秦烈不由得咂舌:“没想到那么小的一棵人参,居然能卖这么多钱!以后咱们啥也不用干了,就上山去挖人参,肯定能发家致富。”
刚闻声从屋里走出来的秦镇越听到这话,被他给气笑了。
“人参哪有那么好挖的?就算你走运挖到了,也很难挖到品相上等的人参,我在山上住了十几年,也就挖到过这么一次,你能保证你每天都挖得到这么好的人参吗?想靠着挖参发家致富,你去床上躺着做梦更实在!”
秦烈一脸悻悻然。
他继续埋头推石磨,嘴里嘀咕道:“我也不用每天都挖到啊,一个月挖到一棵就行了”
一颗人参二十两银子,一个月一棵,一年下来也有二百四十两了!
他活到这么大,还从没见过那么多银子呢!
秦镇越扭头冲大儿子和三儿子说道:“别管他,让他去做梦!”
秦穆和秦容都是哭笑不得。
正好秦朗也跑了出来,秦镇越冲她说道:“你三哥跑了一天,肯定累了,去给你三哥倒碗水。”
“嗯!”
秦朗倒了满满一碗井水递给秦容。
秦容的确是渴了,一口气喝完水,抹了把嘴:“媳妇儿人呢?”
“她在灶房里面忙活呢。”
“我去找她。”
秦容走进灶房,见到唐蜜正在烧菜,浓郁的菜香扑面而来。
他忍不住问道:“你在做什么菜?好香啊。”
“我炖了个蘑菇豆腐汤,还炒了个回锅肉,炝白菜,煎黄瓜。”
唐蜜飞快地翻动锅铲,嘴里问道:“你今天出门还顺利么?有没有从李婶和李大郎那里问出点什么线索?”

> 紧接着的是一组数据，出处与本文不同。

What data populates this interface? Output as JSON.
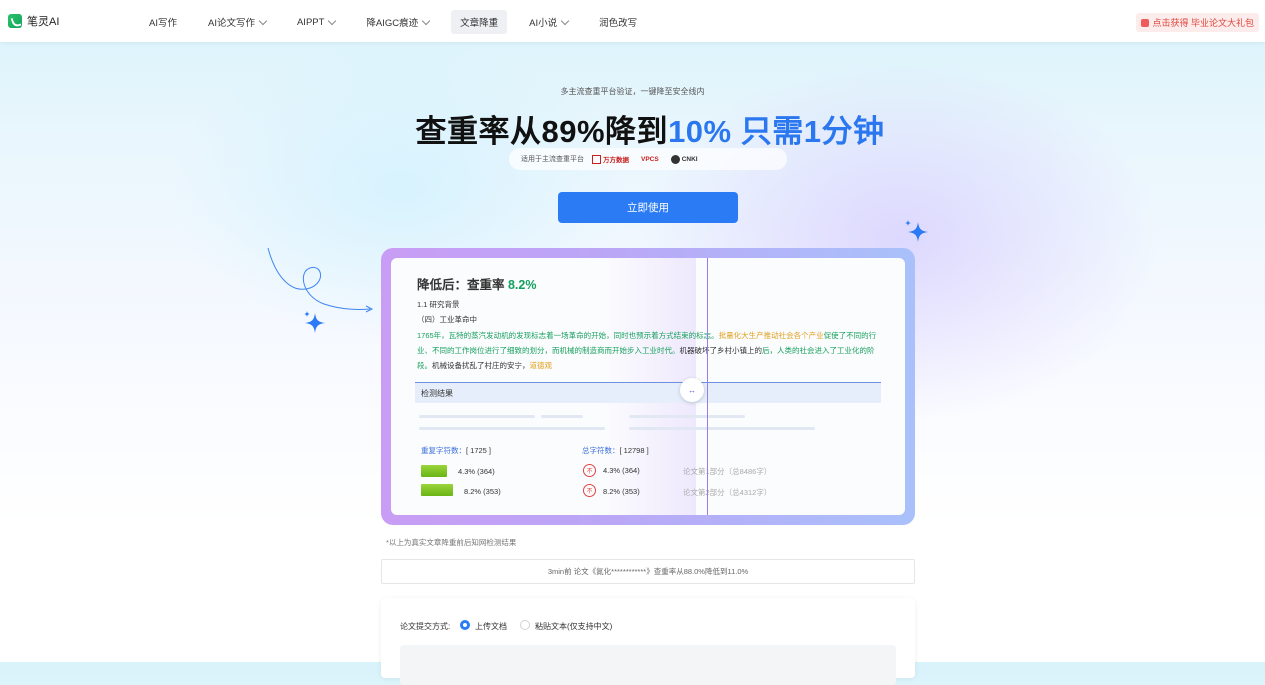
{
  "nav": {
    "logo_text": "笔灵AI",
    "items": [
      {
        "label": "AI写作",
        "dropdown": false,
        "active": false
      },
      {
        "label": "AI论文写作",
        "dropdown": true,
        "active": false
      },
      {
        "label": "AIPPT",
        "dropdown": true,
        "active": false
      },
      {
        "label": "降AIGC痕迹",
        "dropdown": true,
        "active": false
      },
      {
        "label": "文章降重",
        "dropdown": false,
        "active": true
      },
      {
        "label": "AI小说",
        "dropdown": true,
        "active": false
      },
      {
        "label": "润色改写",
        "dropdown": false,
        "active": false
      }
    ],
    "promo": "点击获得 毕业论文大礼包"
  },
  "hero": {
    "subtitle": "多主流查重平台验证，一键降至安全线内",
    "headline_part1": "查重率从89%降到",
    "headline_part2": "10% 只需1分钟",
    "platforms_label": "适用于主流查重平台",
    "platforms": [
      "万方数据",
      "VPCS",
      "CNKI"
    ],
    "cta_label": "立即使用"
  },
  "card": {
    "title_prefix": "降低后：查重率 ",
    "rate": "8.2%",
    "section_1": "1.1 研究背景",
    "section_2": "（四）工业革命中",
    "para_green_1": "1765年，瓦特的蒸汽发动机的发现标志着一场革命的开始，同时也预示着方式结束的标志。",
    "para_orange_1": "批量化大生产推动社会各个产业",
    "para_green_2": "促使了不同的行业、不同的工作岗位进行了细致的划分，而机械的制造商而开始步入工业时代。",
    "para_plain_1": "机器破坏了乡村小镇上的",
    "para_green_3": "后，人类的社会进入了工业化的阶段。",
    "para_plain_2": "机械设备扰乱了村庄的安宁，",
    "para_orange_2": "道德观",
    "results_label": "检测结果",
    "repeat_chars_label": "重复字符数：",
    "repeat_chars_value": "[ 1725 ]",
    "total_chars_label": "总字符数：",
    "total_chars_value": "[ 12798 ]",
    "rows": [
      {
        "pct_left": "4.3% (364)",
        "pct_right": "4.3% (364)",
        "part": "论文第1部分（总8486字）"
      },
      {
        "pct_left": "8.2% (353)",
        "pct_right": "8.2% (353)",
        "part": "论文第2部分（总4312字）"
      }
    ],
    "ban_glyph": "不"
  },
  "note": "*以上为真实文章降重前后知网检测结果",
  "ticker": "3min前 论文《氮化************》查重率从88.0%降低到11.0%",
  "form": {
    "label": "论文提交方式:",
    "option_upload": "上传文档",
    "option_paste": "粘贴文本(仅支持中文)"
  },
  "handle_glyph": "↔"
}
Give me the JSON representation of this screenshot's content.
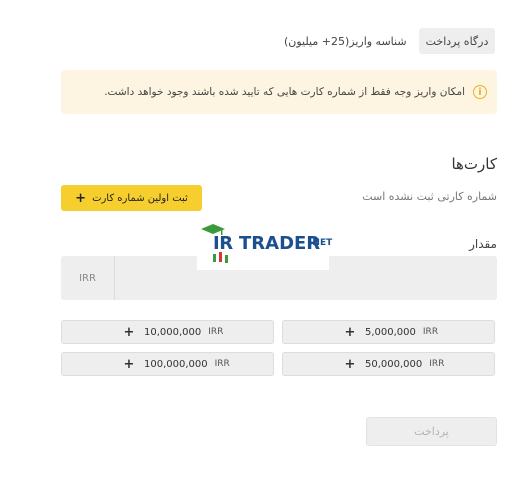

“我把手帕沾毒的线索告诉他们,李复倒还好,主要是李婶,反应非常大,像是知道些什么,但又不肯吐露实情。”
“这样啊”唐蜜一边炒菜一边思索。
秦容走过去,看着她莹润雪白的侧脸,轻声地说:“我有个东西要送给你”
第84章 我不会休妻再娶()
秦容拿出银簪:“这个是我今天在镇上请人打造的簪子,送给你。”
唐蜜非常意外:“好端端的,怎么送这么贵重的东西给我?”
“送给你的东西,我只会嫌它不够贵重。”
猝不及防的甜言蜜语,让唐蜜动作一顿,不知该如何应答。
等她回过神来时,秦容已经将银簪插入她的发髻之中。
他左右端详,媳妇儿的容貌太过明艳娇俏,这银簪插在她头上,还是显得太过素净了些,根本配不上她。
“娘子,你且等我考中了功名,努力给你挣个诰命夫人的头衔回来,到时候让你头上插满金银珠拆,身边围满仆婢,再也不用干这些粗活儿。”
这份承诺实在太重了,唐蜜受之有愧:“若你考上功名,理应休了我,再娶个门当户对的夫人。”
秦容皱眉:“考上功名就抛弃糟糠之妻,难道在你眼里,我竟是这等薄情寡义的男人?!”
“并非你薄情寡义,而是我配不上你,你值得更好的女子。”
“在我眼里,这世上没有比你更好的女子了!”
秦容这话说得情真意切,唐蜜在感动的同时,心里也越发愧疚。
她还想再说什么,却被秦容给抢了先。
“我知道你一直在想怎么离开我们兄弟五人,你会有这种想法我能理解,毕竟咱家现在太穷,你嫁给我们的确是受委屈了。可我们都在努力,想要让你过上更好的日子,你为什么就不能给我们一个机会呢?”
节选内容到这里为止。